Wie viele Tausend Haltestellen im Land dafür umgebaut werden müssten, berechnete die Kommission leider nicht – genauso wenig wie die Kosten für einen Netzausbau, der wirklich jeden Winkel im Land erreichbar machte. Zusätzlich erschwert wird dieses Ziel durch die demografische Entwicklung: Die Zahl zahlender Nutzer wird gerade in ländlichen Regionen sinken. Soll das Beförderungsnetz auch nur so attraktiv (oder unattraktiv) wie bisher bleiben, wird es für die Verkehrsverbünde von Jahr zu Jahr teurer. Nicht nur FDP-Verkehrsexperte Christof Rasche erklärt „den Traum vom 100-prozentig erschlossenen ÖPNV-Land NRW“ daher für „sympathisch, leider aber unfinanzierbar“.

Dagegen beteuert sein grüner Kollege Rolf Beu, es sollten „nicht überall neue Schienen gelegt werden“. Es gehe darum, „eine Mobilitätskette mit den jeweils passenden Verkehrsmitteln“ anzubieten. Will sagen: Auch private Busunternehmen und Fahrgemeinschaften sollen dabei helfen. Und das sei keineswegs mit Kosten fürs Land verbunden. Unbestritten teuer wäre dagegen die Umsetzung eines weiteren Kommissionsvorschlags: Die Preislisten für alle Strecken müssten „einfach und verständlich“ werden, zudem sei es nötig, Kartenautomaten und Websites landesweit einheitlich und „kundenfreundlicher“ zu gestalten. Dann allerdings wäre es unvermeidlich, Tausende Kartenautomaten im Land zu überholen, wie auch der Grüne Verkehrsexperte Beu einräumt. Doch zu den Kosten dieses Umbaus schwieg die Kommission auch hier.

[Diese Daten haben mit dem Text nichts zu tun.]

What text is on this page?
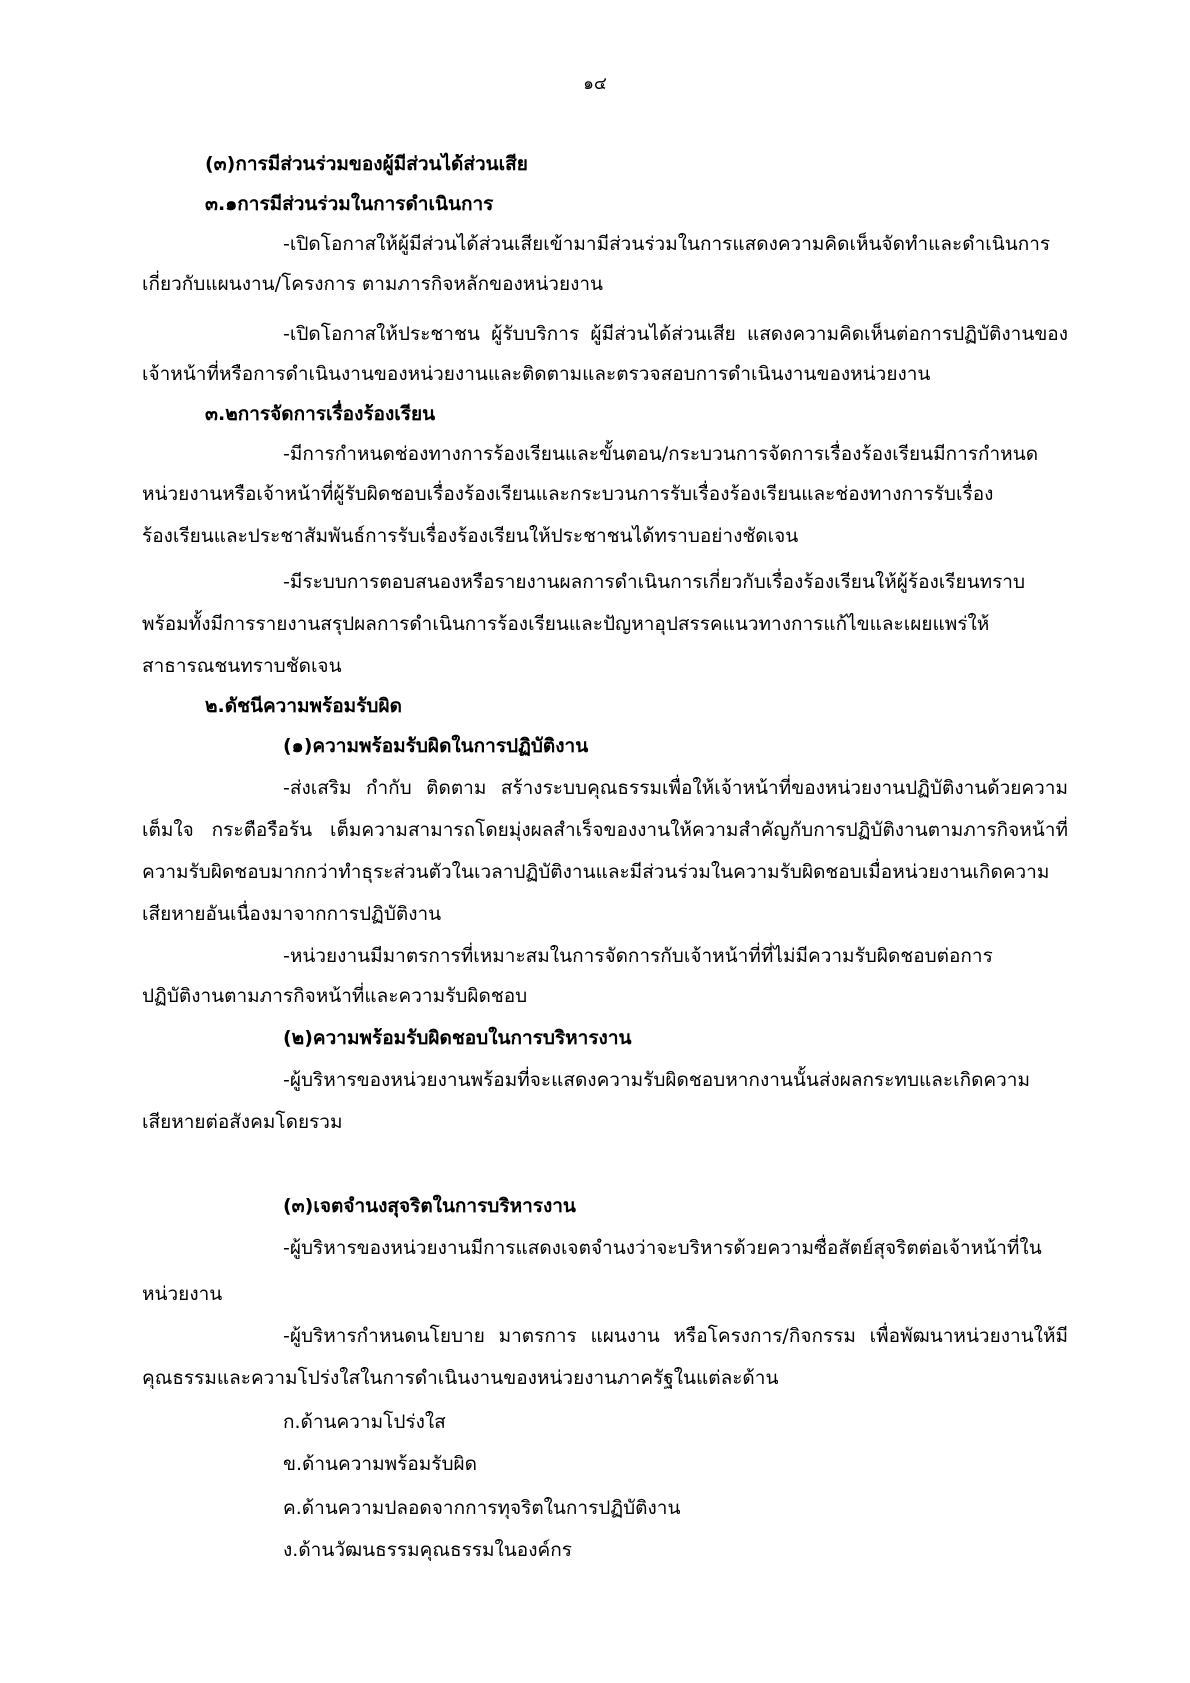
๑๔
(๓)การมีส่วนร่วมของผู้มีส่วนได้ส่วนเสีย
๓.๑การมีส่วนร่วมในการดำเนินการ
-เปิดโอกาสให้ผู้มีส่วนได้ส่วนเสียเข้ามามีส่วนร่วมในการแสดงความคิดเห็นจัดทำและดำเนินการ
เกี่ยวกับแผนงาน/โครงการ ตามภารกิจหลักของหน่วยงาน
-เปิดโอกาสให้ประชาชน ผู้รับบริการ ผู้มีส่วนได้ส่วนเสีย แสดงความคิดเห็นต่อการปฏิบัติงานของ
เจ้าหน้าที่หรือการดำเนินงานของหน่วยงานและติดตามและตรวจสอบการดำเนินงานของหน่วยงาน
๓.๒การจัดการเรื่องร้องเรียน
-มีการกำหนดช่องทางการร้องเรียนและขั้นตอน/กระบวนการจัดการเรื่องร้องเรียนมีการกำหนด
หน่วยงานหรือเจ้าหน้าที่ผู้รับผิดชอบเรื่องร้องเรียนและกระบวนการรับเรื่องร้องเรียนและช่องทางการรับเรื่อง
ร้องเรียนและประชาสัมพันธ์การรับเรื่องร้องเรียนให้ประชาชนได้ทราบอย่างชัดเจน
-มีระบบการตอบสนองหรือรายงานผลการดำเนินการเกี่ยวกับเรื่องร้องเรียนให้ผู้ร้องเรียนทราบ
พร้อมทั้งมีการรายงานสรุปผลการดำเนินการร้องเรียนและปัญหาอุปสรรคแนวทางการแก้ไขและเผยแพร่ให้
สาธารณชนทราบชัดเจน
๒.ดัชนีความพร้อมรับผิด
(๑)ความพร้อมรับผิดในการปฏิบัติงาน
-ส่งเสริม กำกับ ติดตาม สร้างระบบคุณธรรมเพื่อให้เจ้าหน้าที่ของหน่วยงานปฏิบัติงานด้วยความ
เต็มใจ กระตือรือร้น เต็มความสามารถโดยมุ่งผลสำเร็จของงานให้ความสำคัญกับการปฏิบัติงานตามภารกิจหน้าที่
ความรับผิดชอบมากกว่าทำธุระส่วนตัวในเวลาปฏิบัติงานและมีส่วนร่วมในความรับผิดชอบเมื่อหน่วยงานเกิดความ
เสียหายอันเนื่องมาจากการปฏิบัติงาน
-หน่วยงานมีมาตรการที่เหมาะสมในการจัดการกับเจ้าหน้าที่ที่ไม่มีความรับผิดชอบต่อการ
ปฏิบัติงานตามภารกิจหน้าที่และความรับผิดชอบ
(๒)ความพร้อมรับผิดชอบในการบริหารงาน
-ผู้บริหารของหน่วยงานพร้อมที่จะแสดงความรับผิดชอบหากงานนั้นส่งผลกระทบและเกิดความ
เสียหายต่อสังคมโดยรวม
(๓)เจตจำนงสุจริตในการบริหารงาน
-ผู้บริหารของหน่วยงานมีการแสดงเจตจำนงว่าจะบริหารด้วยความซื่อสัตย์สุจริตต่อเจ้าหน้าที่ใน
หน่วยงาน
-ผู้บริหารกำหนดนโยบาย มาตรการ แผนงาน หรือโครงการ/กิจกรรม เพื่อพัฒนาหน่วยงานให้มี
คุณธรรมและความโปร่งใสในการดำเนินงานของหน่วยงานภาครัฐในแต่ละด้าน
ก.ด้านความโปร่งใส
ข.ด้านความพร้อมรับผิด
ค.ด้านความปลอดจากการทุจริตในการปฏิบัติงาน
ง.ด้านวัฒนธรรมคุณธรรมในองค์กร
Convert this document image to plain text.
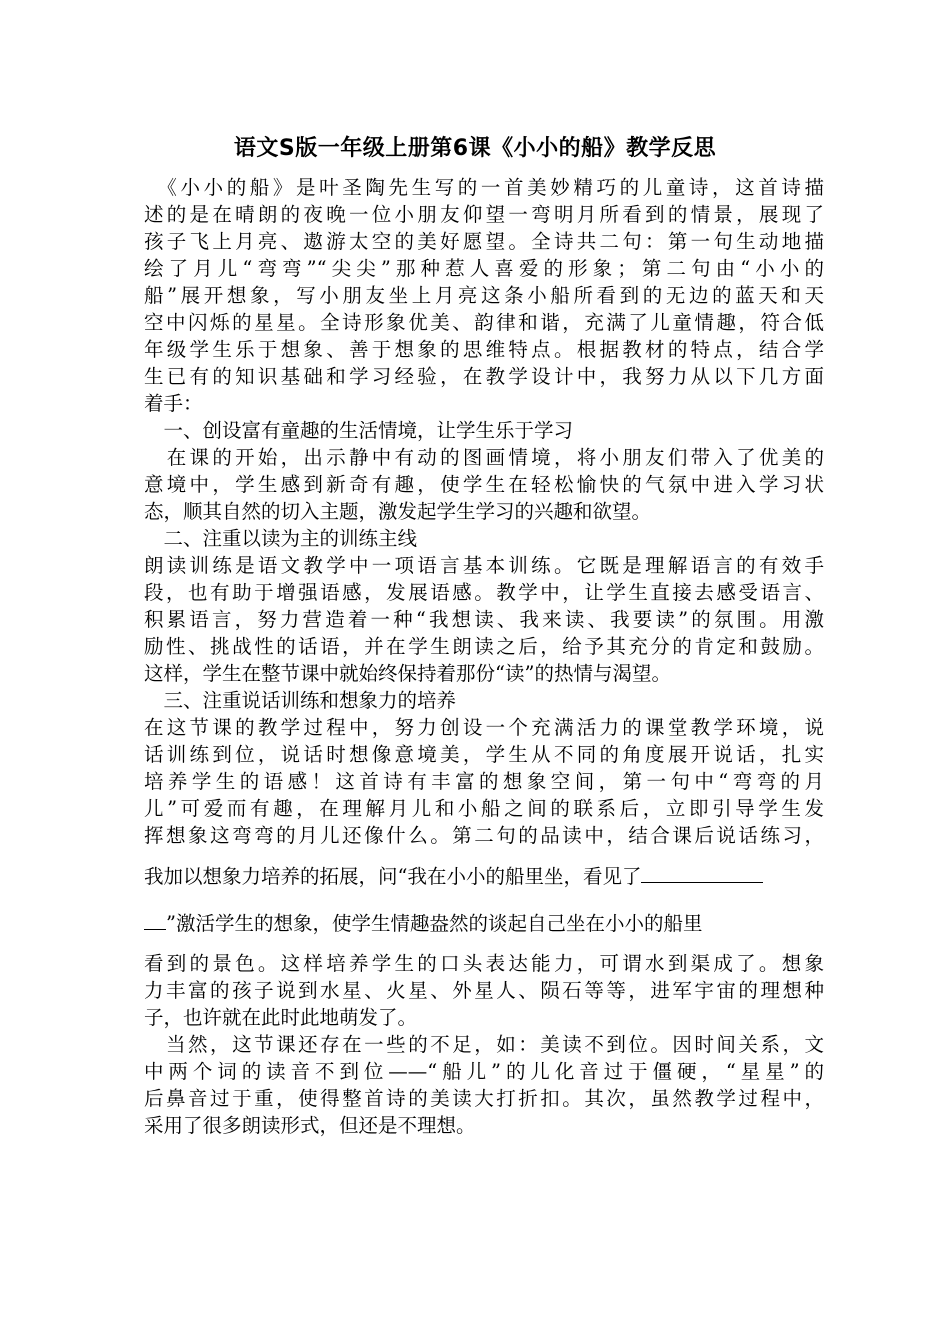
语文S版一年级上册第6课《小小的船》教学反思
　《小小的船》是叶圣陶先生写的一首美妙精巧的儿童诗，这首诗描
述的是在晴朗的夜晚一位小朋友仰望一弯明月所看到的情景，展现了
孩子飞上月亮、遨游太空的美好愿望。全诗共二句：第一句生动地描
绘了月儿“弯弯”“尖尖”那种惹人喜爱的形象；第二句由“小小的
船”展开想象，写小朋友坐上月亮这条小船所看到的无边的蓝天和天
空中闪烁的星星。全诗形象优美、韵律和谐，充满了儿童情趣，符合低
年级学生乐于想象、善于想象的思维特点。根据教材的特点，结合学
生已有的知识基础和学习经验，在教学设计中，我努力从以下几方面
着手：
　一、创设富有童趣的生活情境，让学生乐于学习
　在课的开始，出示静中有动的图画情境，将小朋友们带入了优美的
意境中，学生感到新奇有趣，使学生在轻松愉快的气氛中进入学习状
态，顺其自然的切入主题，激发起学生学习的兴趣和欲望。
　二、注重以读为主的训练主线
朗读训练是语文教学中一项语言基本训练。它既是理解语言的有效手
段，也有助于增强语感，发展语感。教学中，让学生直接去感受语言、
积累语言，努力营造着一种“我想读、我来读、我要读”的氛围。用激
励性、挑战性的话语，并在学生朗读之后，给予其充分的肯定和鼓励。
这样，学生在整节课中就始终保持着那份“读”的热情与渴望。
　三、注重说话训练和想象力的培养
在这节课的教学过程中，努力创设一个充满活力的课堂教学环境，说
话训练到位，说话时想像意境美，学生从不同的角度展开说话，扎实
培养学生的语感！这首诗有丰富的想象空间，第一句中“弯弯的月
儿”可爱而有趣，在理解月儿和小船之间的联系后，立即引导学生发
挥想象这弯弯的月儿还像什么。第二句的品读中，结合课后说话练习，
我加以想象力培养的拓展，问“我在小小的船里坐，看见了
”激活学生的想象，使学生情趣盎然的谈起自己坐在小小的船里
看到的景色。这样培养学生的口头表达能力，可谓水到渠成了。想象
力丰富的孩子说到水星、火星、外星人、陨石等等，进军宇宙的理想种
子，也许就在此时此地萌发了。
　当然，这节课还存在一些的不足，如：美读不到位。因时间关系，文
中两个词的读音不到位——“船儿”的儿化音过于僵硬，“星星”的
后鼻音过于重，使得整首诗的美读大打折扣。其次，虽然教学过程中，
采用了很多朗读形式，但还是不理想。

Daneben betonen die Experten, nur durch ein landesweit einheitliches Ticket, durch eine vollständige Barrierefreiheit sowie „lücken- und fehlerlose Fahrgastinformation“ könne der ÖPNV die nötige Anziehungskraft entwickeln. Hier bestehe unverkennbar „Nachholbedarf“. Offen ließen die Fachleute aber auch hier, was es kosten würde, auf den Zehntausenden von Haltestellen im Land ausnahmslos Sprechanlagen oder elektronische Infotafeln zu installieren. Gleiches gilt für das Ziel der Barrierefreiheit, das nicht nur behindertenfreundliche Bahnsteige verlange, sondern auch die „Sicherheit, mit dem öffentlichen Verkehr das gewünschte Ziel sicher, irrtumsfrei, ohne Angst und Hindernisse zu erreichen“. Auch bei der Opposition bestreitet niemand, dass ein derartiger ÖPNV deutlich reizvoller wäre. Nur blieb an dieser Stelle ebenfalls unbeantwortet, mit wie viel Euro rollstuhlfreundliche Bahnsteige und Haltestellen, zusätzliche Wegweiser, Beleuchtung, Straßenplanung und Wachpersonal zu Buche schlagen würden.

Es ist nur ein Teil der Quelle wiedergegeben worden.